Chatbots provided incorrect, conflicting medical advice, researchers found: “Despite all the hype, AI just isn’t ready to take on the role of the physician.”
“In an extreme case, two users sent very similar messages describing symptoms of a subarachnoid hemorrhage but were given opposite advice,” the study’s authors wrote. “One user was told to lie down in a dark room, and the other user was given the correct recommendation to seek emergency care.”


Use low temperature FFS. If you want the same answer every time.
You can use zero randomization to get the same answer for the same input every time, but at that point you’re sort of playing cat and mouse with a black box that’s still giving you randomized answers. Even if you found a false positive or false negative, you can’t really debug it out…

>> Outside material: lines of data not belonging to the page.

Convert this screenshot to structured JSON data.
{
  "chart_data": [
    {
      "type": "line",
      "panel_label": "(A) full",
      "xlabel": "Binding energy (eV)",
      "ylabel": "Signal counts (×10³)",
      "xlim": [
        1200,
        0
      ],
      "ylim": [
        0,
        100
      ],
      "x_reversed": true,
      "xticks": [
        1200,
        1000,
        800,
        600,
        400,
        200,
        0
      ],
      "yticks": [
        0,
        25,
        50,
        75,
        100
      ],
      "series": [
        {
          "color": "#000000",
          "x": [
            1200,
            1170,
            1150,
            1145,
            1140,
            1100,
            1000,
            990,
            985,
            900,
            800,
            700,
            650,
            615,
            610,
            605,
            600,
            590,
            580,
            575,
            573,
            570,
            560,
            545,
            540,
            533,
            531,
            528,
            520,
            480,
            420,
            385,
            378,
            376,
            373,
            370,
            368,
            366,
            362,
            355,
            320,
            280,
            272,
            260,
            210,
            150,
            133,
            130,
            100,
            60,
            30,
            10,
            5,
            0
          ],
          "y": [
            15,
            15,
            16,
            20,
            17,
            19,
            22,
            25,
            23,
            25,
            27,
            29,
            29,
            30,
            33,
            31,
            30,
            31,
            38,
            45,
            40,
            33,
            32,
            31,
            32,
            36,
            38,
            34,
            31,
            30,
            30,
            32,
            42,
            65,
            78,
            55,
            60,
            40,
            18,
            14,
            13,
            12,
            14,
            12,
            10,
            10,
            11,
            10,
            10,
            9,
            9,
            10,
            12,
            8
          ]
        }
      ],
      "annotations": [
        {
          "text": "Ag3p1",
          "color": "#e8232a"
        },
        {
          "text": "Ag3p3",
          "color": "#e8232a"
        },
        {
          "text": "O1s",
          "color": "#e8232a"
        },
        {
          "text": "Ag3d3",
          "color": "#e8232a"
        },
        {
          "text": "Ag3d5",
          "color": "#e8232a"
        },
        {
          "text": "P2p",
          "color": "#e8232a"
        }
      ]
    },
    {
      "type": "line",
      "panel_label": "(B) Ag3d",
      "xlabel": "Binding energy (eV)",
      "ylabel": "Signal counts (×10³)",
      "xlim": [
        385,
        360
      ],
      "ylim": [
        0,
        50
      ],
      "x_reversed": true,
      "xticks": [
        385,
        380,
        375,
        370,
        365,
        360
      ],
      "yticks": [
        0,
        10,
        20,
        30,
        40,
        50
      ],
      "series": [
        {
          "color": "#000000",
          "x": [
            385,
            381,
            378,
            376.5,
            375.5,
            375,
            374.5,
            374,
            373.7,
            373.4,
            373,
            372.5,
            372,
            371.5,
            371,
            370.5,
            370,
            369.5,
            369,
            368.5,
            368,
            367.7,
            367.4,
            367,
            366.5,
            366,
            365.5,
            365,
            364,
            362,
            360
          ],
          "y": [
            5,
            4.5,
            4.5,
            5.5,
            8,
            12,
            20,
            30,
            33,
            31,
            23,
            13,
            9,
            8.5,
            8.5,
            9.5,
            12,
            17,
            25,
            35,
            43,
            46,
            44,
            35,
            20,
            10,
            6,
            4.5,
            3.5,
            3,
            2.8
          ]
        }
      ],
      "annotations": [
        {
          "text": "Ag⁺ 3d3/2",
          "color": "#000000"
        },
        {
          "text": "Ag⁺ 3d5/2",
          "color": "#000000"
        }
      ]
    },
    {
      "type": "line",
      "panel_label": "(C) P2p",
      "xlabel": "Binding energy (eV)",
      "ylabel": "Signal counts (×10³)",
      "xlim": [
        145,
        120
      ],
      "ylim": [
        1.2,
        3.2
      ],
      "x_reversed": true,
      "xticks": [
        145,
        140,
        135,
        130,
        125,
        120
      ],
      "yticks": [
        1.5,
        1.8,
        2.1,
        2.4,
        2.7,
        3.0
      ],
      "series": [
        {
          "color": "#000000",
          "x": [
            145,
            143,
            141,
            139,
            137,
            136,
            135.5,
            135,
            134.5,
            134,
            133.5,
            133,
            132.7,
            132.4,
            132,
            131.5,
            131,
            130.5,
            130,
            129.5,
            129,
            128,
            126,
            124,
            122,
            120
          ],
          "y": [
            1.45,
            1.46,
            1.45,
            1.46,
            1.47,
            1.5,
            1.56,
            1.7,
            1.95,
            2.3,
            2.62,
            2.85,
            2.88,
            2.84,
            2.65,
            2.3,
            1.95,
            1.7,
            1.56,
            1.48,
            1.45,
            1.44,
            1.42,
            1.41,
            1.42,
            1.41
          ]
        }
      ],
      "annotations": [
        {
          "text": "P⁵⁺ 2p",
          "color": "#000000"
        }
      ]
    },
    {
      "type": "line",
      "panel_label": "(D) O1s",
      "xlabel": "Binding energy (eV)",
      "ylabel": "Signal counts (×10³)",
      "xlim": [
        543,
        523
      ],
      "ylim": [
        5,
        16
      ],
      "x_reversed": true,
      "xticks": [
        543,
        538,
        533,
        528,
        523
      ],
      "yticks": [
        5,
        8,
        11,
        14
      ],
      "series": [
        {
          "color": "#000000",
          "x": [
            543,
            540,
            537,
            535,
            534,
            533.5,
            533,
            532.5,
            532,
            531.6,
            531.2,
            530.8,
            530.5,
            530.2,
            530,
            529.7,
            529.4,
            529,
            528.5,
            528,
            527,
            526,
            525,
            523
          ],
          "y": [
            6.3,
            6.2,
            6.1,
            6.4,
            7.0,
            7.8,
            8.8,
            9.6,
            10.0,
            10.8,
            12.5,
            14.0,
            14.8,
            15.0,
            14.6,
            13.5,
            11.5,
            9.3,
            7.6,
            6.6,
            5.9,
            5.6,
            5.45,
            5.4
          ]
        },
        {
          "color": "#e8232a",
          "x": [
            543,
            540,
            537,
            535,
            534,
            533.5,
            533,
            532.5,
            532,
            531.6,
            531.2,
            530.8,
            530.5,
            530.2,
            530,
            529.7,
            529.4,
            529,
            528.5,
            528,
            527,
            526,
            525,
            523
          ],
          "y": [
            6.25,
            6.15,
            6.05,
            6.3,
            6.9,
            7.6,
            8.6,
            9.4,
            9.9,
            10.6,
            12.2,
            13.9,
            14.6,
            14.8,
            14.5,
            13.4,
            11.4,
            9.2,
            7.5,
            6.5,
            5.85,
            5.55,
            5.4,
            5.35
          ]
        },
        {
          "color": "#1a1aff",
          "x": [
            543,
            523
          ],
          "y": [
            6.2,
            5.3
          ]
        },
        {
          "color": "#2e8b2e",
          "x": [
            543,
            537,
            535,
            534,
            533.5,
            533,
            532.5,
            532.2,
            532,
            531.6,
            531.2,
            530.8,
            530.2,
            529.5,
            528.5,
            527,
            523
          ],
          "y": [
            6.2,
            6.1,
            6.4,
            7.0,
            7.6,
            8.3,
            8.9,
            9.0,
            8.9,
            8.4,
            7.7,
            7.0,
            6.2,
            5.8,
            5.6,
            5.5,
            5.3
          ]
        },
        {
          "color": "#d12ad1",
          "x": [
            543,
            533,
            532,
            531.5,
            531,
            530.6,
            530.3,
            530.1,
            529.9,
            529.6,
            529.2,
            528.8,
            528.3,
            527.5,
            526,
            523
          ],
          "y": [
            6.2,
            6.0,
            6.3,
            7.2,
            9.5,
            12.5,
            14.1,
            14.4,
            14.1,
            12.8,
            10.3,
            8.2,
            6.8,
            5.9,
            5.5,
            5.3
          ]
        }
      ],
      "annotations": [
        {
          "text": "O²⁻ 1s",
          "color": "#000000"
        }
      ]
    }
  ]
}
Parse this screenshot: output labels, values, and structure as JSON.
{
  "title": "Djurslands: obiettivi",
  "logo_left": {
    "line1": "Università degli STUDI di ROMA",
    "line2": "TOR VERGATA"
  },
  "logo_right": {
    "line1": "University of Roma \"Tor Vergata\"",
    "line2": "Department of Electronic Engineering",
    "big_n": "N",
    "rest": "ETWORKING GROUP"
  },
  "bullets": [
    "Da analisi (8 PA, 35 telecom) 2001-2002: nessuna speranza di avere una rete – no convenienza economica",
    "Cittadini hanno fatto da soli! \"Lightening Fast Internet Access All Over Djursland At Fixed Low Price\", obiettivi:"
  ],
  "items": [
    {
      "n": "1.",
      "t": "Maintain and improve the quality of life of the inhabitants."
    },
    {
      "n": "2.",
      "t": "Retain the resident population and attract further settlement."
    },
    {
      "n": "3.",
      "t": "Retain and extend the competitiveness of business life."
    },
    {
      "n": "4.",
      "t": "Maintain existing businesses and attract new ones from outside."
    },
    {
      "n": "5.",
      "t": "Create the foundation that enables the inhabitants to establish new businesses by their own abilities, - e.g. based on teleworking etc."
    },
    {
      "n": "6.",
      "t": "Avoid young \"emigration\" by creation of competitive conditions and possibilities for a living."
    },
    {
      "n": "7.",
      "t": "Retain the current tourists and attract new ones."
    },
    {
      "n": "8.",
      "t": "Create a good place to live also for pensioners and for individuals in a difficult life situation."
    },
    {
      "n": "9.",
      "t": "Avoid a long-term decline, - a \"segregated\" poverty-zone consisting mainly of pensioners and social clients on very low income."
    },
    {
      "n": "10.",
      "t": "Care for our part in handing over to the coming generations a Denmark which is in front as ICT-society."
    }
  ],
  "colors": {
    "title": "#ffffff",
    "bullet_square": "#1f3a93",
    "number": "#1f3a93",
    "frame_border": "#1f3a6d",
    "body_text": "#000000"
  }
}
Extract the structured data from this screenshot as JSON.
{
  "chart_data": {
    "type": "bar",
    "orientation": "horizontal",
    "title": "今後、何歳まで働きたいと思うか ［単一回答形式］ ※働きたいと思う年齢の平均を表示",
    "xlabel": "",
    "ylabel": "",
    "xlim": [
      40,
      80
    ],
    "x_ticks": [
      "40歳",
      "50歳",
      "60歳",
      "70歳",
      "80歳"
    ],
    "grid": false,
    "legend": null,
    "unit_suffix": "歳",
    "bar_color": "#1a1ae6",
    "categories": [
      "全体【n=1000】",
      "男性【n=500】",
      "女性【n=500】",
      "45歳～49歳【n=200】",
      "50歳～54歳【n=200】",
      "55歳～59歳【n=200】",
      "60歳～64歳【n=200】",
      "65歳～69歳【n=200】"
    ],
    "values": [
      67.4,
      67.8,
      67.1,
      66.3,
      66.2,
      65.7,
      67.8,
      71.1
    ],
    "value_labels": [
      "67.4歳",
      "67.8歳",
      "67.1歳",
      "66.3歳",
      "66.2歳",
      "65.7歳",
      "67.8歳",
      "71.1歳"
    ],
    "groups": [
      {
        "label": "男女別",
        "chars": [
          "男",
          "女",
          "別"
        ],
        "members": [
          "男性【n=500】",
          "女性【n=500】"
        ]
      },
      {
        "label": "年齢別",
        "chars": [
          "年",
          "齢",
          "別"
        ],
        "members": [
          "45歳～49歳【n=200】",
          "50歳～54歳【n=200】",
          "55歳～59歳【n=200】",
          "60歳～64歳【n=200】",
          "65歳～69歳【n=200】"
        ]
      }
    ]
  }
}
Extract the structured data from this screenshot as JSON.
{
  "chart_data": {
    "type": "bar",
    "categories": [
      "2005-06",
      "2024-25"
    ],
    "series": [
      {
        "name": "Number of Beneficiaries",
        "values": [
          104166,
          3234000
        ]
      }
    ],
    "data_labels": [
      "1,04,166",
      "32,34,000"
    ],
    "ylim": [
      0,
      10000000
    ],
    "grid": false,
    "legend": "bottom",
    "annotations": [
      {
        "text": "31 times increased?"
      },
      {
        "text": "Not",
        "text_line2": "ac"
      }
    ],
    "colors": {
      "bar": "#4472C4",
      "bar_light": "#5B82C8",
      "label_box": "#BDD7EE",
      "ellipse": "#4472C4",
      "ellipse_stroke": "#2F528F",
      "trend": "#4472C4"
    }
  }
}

Yeah, if you turn off randomization based on the same prompts, you can still end up with variation based on differences in the prompt wording. And who knows what false correlations it overfitted to in the training data. Like one wording might bias it towards picking medhealth data while another wording might make it more likely to use 4chan data. Not sure if these models are trained on general internet data, but even if it’s just trained on medical encyclopedias, wording might bias it towards or away from cancers, or how severe it estimates it to be.
I see it like programming randomly, until you get something that is accidentally right, then you rate it, and it now shows up every time. I think that’s how it roughly works. True about the prompt wording, that can be somewhat limited too, thanks to the army of
idiotsbeta testers that will make every kind of prompt.Having said that uh…it’s not much better than just straight up programming the thing yourself. It’s like, programming, but extra lazy, right?